Warped Coast

This land is warped. Ironically, the coast is completely straight...

The Warped Coast are two lands that instead of using bitruncated {7,3}, it uses rectified {7,3}, and it isn't possible to move or attack from a triangular cell to another triangular cell. While the Warped Coast is treated as one land, it is actually two lands: Warped Coast and Warped Sea, however they have the same mechanics. The treasure is Coral, and can only be found on boats in the Warped Sea.

Warped Coast

The Warped Coast is the land where the player and monsters can walk in without boats. there are some cuttable trees in this land. It uses two colors: green for heptagonal cells and brown for triangular cells.

Warped Sea

The Warped Sea is the aquatic part of the land, and monsters need boats to navigate there. There are also some empty boats in the water, and some of them contain corals.

Monsters

The mosters there are the Ratling and the Ratling Avenger, which spawn when you kill a Ratling outside the Warped Coast.

Strategies

Since moving or attacking from one triangular cell to another is not allowed, this induces a parity on the land. If both the player and a ratling are standing on a heptagon (or both on a triangle), then they will never become adjacent just by moving around alone, so they can never hit each other. Only when the player is on a heptagon and the ratling on a triangle, or vice versa, will they ever get into a position where they can hit each other. In order to hit a ratling standing on the same type of tile as yourself, you must somehow flip the parity (the ratlings refuse to move if you stand still, so they will never change their parity on their own). This can be done by chopping down a tree, which takes one turn and counts as not standing still, so the ratlings will all make one move, thereby switching their parity.

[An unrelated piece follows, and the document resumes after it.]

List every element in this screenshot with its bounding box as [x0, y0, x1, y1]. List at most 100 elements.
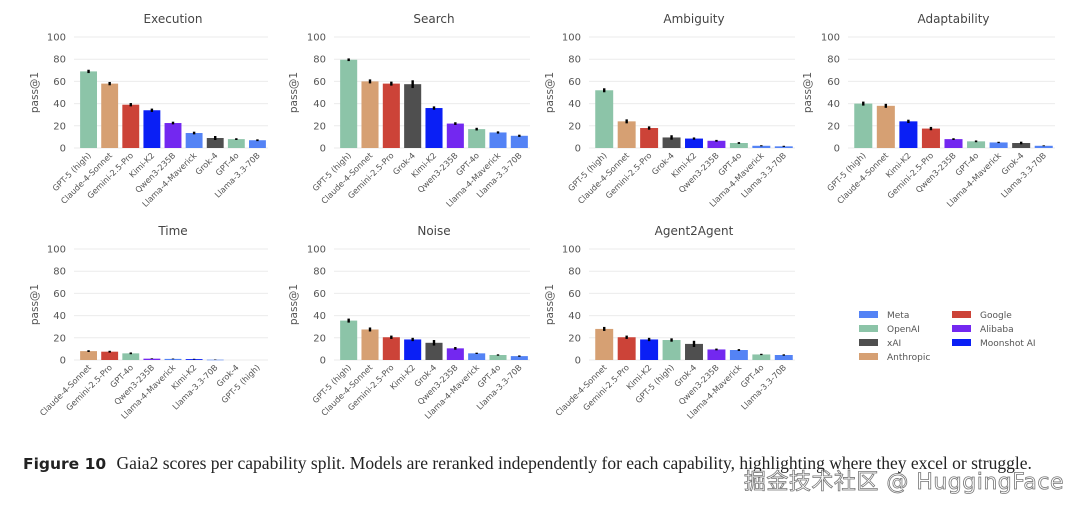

Other sources of parity changes are other monsters that may occasionally wander in across a border, or a wandering ghost if you get trapped in a stalemate because you have no legal moves except staying still, but the ratlings will also stay still if you do.

Pets like golems and bomberbirds are also subject to this rule, but they have an advantage because the ratlings' refusal to move only applies to the player; so if a pet has the same parity as a ratling and you want the pet to kill the ratling, pausing for one turn will cause the pet's parity to flip, and so become able to hit the ratling.